For the next release I'm planning on adding a flag that lets you disable read-ahead, which should reduce IO usage, but will increase the latency of various other operations.
grep -ir pagesize /proc/self/smaps | head -2
returns:
KernelPageSize: 4 kB
MMUPageSize: 4 kB
So I guess that is normal?
Yeah, that looks like what I would expect.
I just pushed a commit that adds a new config parameter: dbParams.noReadAhead
. Can you please recompile and set that to true and see if it makes any difference? Thanks!
I appreciate the effort you took, but unfortunelately Im not seeing any significant difference in I/O usage when noReadAhead is enabled.
Im really trying to wrap my head around what strfry is doing under the hood. For example, I also run a Bitcoin node on the same server. Its database (LevelDB) is much larger, and it has many more clients connected who are constantly fetching data, and still it is only using a tiny fraction of the I/O strfry is using.
Im not sure if that is a fair comparison, but from a distance their purpose is almost the same (sync data from peers and relay it to all connected clients).
I never compacted the database, since I currently do not have enough free space left to do that (as it would require two copies of the DB). But I assume it should not matter much as with ReadAhead disabled it would not try to read the empty records?
Also Im seeing the sending error to [x]: too many concurrent REQs
message a lot in my logs. In the config-file this limit is set to 20 (the default). Is this normal that clients reach this limit? Because maybe its the mis-baviour of some clients that cause the heavy load?
I think you're right in that bitcoin nodes and nostr relays aren't directly comparable. In nostr you've got clients constantly making fairly relatively random queries that can retrieve data from any part of your DB, whereas with bitcoin most of the data transferred are gossiping new transactions/blocks, and most of the IO would be over the UTXO set.
I wasn't aware that you hadn't done a compaction at all. This has the potential to help a lot. If you don't have the diskspace, one thing you can do is compress in a pipe, so: strfry compact - | zstd -c > strfry-backup.zst
. Then after that is done, delete the data.mdb
and uncompress the backup and move it to where the data.mdb
file was.
If you don't have the diskspace to store a compressed version, you could stream the compaction to another host.
Several other people have reported the "too many concurrent REQs" thing recently. I think some new client is opening too many.
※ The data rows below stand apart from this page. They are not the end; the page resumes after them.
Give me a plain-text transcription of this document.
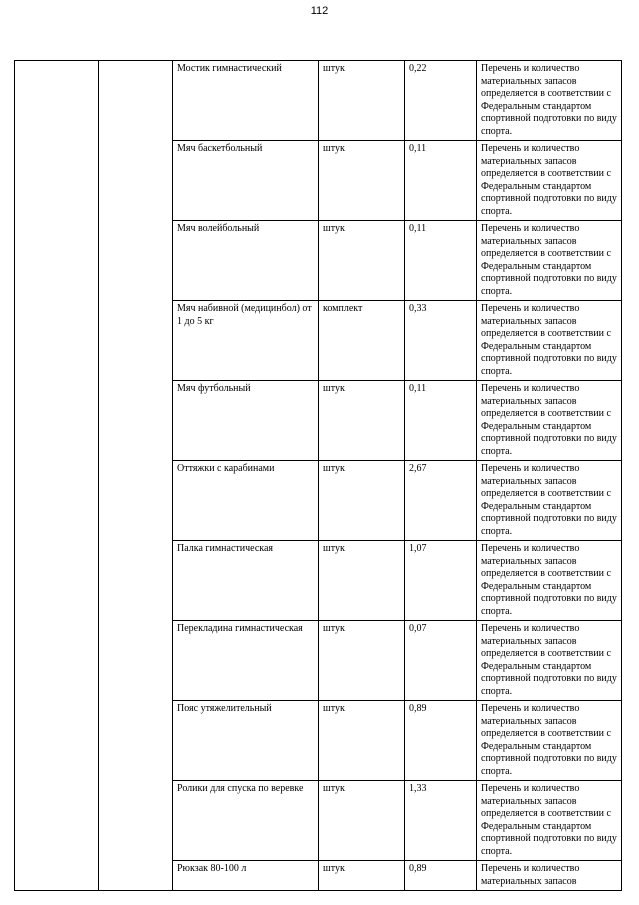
112
		Мостик гимнастический	штук	0,22	Перечень и количество материальных запасов определяется в соответствии с Федеральным стандартом спортивной подготовки по виду спорта.
		Мяч баскетбольный	штук	0,11	Перечень и количество материальных запасов определяется в соответствии с Федеральным стандартом спортивной подготовки по виду спорта.
		Мяч волейбольный	штук	0,11	Перечень и количество материальных запасов определяется в соответствии с Федеральным стандартом спортивной подготовки по виду спорта.
		Мяч набивной (медицинбол) от 1 до 5 кг	комплект	0,33	Перечень и количество материальных запасов определяется в соответствии с Федеральным стандартом спортивной подготовки по виду спорта.
		Мяч футбольный	штук	0,11	Перечень и количество материальных запасов определяется в соответствии с Федеральным стандартом спортивной подготовки по виду спорта.
		Оттяжки с карабинами	штук	2,67	Перечень и количество материальных запасов определяется в соответствии с Федеральным стандартом спортивной подготовки по виду спорта.
		Палка гимнастическая	штук	1,07	Перечень и количество материальных запасов определяется в соответствии с Федеральным стандартом спортивной подготовки по виду спорта.
		Перекладина гимнастическая	штук	0,07	Перечень и количество материальных запасов определяется в соответствии с Федеральным стандартом спортивной подготовки по виду спорта.
		Пояс утяжелительный	штук	0,89	Перечень и количество материальных запасов определяется в соответствии с Федеральным стандартом спортивной подготовки по виду спорта.
		Ролики для спуска по веревке	штук	1,33	Перечень и количество материальных запасов определяется в соответствии с Федеральным стандартом спортивной подготовки по виду спорта.
		Рюкзак 80-100 л	штук	0,89	Перечень и количество материальных запасов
We're trying to track it down now.
I run a couple of private relays , and see many "too many concurrent REQs" in the logs when using my local web-based Primal site.
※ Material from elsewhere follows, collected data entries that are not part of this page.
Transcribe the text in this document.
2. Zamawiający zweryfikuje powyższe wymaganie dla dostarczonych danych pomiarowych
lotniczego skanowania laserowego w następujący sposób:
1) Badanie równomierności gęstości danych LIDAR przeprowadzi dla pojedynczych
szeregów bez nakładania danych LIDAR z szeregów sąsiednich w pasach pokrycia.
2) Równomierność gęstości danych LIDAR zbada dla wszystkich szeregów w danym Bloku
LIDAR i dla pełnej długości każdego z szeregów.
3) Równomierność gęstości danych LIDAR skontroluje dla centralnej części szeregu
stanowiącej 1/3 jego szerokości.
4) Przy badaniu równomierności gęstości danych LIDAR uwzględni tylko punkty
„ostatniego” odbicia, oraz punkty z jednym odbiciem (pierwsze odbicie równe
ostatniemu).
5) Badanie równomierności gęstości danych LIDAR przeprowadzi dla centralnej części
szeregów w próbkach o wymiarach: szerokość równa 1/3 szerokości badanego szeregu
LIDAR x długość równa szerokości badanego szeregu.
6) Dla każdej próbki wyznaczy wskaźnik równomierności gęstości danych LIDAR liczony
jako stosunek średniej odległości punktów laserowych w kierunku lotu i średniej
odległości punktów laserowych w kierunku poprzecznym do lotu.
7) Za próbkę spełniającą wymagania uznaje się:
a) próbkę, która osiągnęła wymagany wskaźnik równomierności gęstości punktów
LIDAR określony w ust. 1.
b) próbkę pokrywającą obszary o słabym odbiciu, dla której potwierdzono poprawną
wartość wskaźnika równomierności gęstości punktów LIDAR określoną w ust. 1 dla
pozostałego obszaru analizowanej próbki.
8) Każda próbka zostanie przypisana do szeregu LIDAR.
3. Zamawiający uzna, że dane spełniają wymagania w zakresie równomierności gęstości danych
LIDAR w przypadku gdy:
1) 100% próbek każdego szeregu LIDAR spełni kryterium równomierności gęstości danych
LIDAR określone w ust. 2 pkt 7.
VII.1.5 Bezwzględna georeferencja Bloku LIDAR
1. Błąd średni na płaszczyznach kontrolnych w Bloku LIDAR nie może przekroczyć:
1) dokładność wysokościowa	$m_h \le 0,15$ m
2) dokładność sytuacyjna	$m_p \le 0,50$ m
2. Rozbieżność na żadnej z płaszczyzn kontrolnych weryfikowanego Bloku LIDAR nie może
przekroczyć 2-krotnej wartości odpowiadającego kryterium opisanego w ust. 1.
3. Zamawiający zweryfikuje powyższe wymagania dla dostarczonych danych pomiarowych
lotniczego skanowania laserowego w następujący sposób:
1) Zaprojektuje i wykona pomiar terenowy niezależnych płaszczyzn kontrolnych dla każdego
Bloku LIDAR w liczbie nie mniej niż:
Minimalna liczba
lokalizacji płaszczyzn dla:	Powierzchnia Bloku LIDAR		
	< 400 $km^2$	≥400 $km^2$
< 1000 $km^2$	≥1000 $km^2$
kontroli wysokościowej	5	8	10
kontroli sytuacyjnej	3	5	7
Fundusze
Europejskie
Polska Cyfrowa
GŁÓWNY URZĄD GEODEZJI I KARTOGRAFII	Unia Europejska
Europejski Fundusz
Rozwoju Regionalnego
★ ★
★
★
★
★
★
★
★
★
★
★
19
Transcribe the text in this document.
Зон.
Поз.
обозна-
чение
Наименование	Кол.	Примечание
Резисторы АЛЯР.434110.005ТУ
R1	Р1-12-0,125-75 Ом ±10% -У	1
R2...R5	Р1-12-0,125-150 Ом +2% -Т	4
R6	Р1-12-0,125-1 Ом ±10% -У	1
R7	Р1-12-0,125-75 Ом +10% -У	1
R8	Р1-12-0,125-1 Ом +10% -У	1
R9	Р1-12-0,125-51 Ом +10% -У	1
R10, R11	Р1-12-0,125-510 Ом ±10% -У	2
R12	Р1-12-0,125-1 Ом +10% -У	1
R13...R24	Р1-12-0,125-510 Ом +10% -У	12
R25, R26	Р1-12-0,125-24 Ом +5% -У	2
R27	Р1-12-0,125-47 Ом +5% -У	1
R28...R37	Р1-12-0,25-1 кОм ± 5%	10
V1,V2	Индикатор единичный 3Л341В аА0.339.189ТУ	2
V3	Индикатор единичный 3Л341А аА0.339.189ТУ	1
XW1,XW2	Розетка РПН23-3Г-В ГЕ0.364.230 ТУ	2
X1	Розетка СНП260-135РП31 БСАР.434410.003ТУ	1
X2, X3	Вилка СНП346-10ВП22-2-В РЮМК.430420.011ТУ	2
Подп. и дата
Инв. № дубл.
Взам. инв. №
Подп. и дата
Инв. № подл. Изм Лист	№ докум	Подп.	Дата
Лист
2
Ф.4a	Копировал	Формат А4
I noticed that as my database grew, the time between:
CONFIG: successfully installed
and
Filter matched XXX records
seemed to increase exponentially. When I had about 5 million events, it took a few minutes and now that I have 15 million events it takes hours (even though it doesnt max out the CPU). This makes it impossible to sync anymore.
By looking at the code my guess is that its stuck at this loop:
At first sight its just adding events to a list, so it should not take exponentially more time? Is there anything that can be done to optimize this part?